Turns out we can learn a thing or two from those cheeky Brits behind the Posh Cheddar and Pickle sandwich.

But first, a confession. Back in those heady days when one actually worked in an office teaming with, well, what’s the word – teams – I was a proud Pret power user. Dead chuffed to be known as a regular. Two, sometimes three visits a day, easily four days a week. From my London location in The City, I could pop out to one of 25 Pret A Manger stores in a 10 minute walk. I loved the variety, the quality, the convenience, the speed.  While it wasn’t cheap, it wasn’t wince-worthy, either.

So, what’s the office lunch when there is no office?

That’s the singular challenge for the 37 year-old sandwich and coffee chain, thoughtfully examined in the NY Times recently under the headline “Pret A Manger Will Try Anything to Survive.” Check it out here: https://www.nytimes.com/2020/10/14/business/pret-a-manger-london-pandemic.html

The top-to-bottom, end-to-end examination of their service profit chain is pretty incredible but most impressive to me is Pret’s enterprise-wide shift to a new mindset.
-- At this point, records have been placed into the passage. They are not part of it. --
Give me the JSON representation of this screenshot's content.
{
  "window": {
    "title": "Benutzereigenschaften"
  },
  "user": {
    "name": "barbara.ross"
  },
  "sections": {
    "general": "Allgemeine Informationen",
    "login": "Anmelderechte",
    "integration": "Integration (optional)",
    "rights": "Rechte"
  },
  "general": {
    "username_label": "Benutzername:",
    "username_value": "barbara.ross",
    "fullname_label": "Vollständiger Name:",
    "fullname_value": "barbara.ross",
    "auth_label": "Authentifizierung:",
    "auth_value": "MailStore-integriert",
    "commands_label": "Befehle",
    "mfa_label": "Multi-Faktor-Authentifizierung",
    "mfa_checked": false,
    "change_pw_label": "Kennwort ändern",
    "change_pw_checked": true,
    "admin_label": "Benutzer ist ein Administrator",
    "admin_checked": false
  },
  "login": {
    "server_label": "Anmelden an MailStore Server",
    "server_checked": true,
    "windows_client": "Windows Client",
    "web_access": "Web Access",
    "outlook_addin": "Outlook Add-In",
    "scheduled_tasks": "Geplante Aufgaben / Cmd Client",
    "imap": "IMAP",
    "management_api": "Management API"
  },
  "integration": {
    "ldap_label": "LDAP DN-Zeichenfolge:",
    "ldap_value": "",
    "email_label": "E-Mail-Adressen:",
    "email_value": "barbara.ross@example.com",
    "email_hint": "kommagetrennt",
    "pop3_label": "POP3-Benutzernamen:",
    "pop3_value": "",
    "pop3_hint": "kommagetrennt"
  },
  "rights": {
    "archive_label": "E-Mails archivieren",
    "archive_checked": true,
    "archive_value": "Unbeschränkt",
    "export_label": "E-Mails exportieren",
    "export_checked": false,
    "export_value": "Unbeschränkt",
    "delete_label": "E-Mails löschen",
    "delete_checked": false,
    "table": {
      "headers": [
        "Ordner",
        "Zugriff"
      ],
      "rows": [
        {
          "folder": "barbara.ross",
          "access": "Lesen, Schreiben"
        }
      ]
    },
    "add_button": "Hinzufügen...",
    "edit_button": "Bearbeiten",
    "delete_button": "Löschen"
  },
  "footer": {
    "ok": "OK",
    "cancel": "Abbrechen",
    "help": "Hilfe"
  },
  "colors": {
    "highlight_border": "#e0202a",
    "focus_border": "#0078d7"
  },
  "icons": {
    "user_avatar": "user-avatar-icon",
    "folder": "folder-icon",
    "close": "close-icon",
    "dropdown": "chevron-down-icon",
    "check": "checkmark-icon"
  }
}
Re-inventing products and ideas for new delivery systems, tapping untapped markets – these are things and goals and are perhaps solutions to the problem, but it’s the collective shift to a mission – engagement – that actually gets sh*t done. I love the way Pret has adopted experimenting with lots of “small, low risk” ideas all at once. That’s how to power through. Bravo!

Purpose (Why?); Mission (What? Where?) are just signposts on the horizon line until an organization starts living them. In our work with clients, the How is where things generally fall apart. Lack of a cohesive strategy. Failure to align responsibilities and tasks. Absence of a measurement system. These are the usual suspects when someone asks why the Vision that looked so blue sky and rosy on the whiteboard never made it to Results.

Bringing “Pret to the people” is the new mission of the brand. And if I were still in London, an Avocado Pine Nut Wrap would be showing up on my doorstep right about now.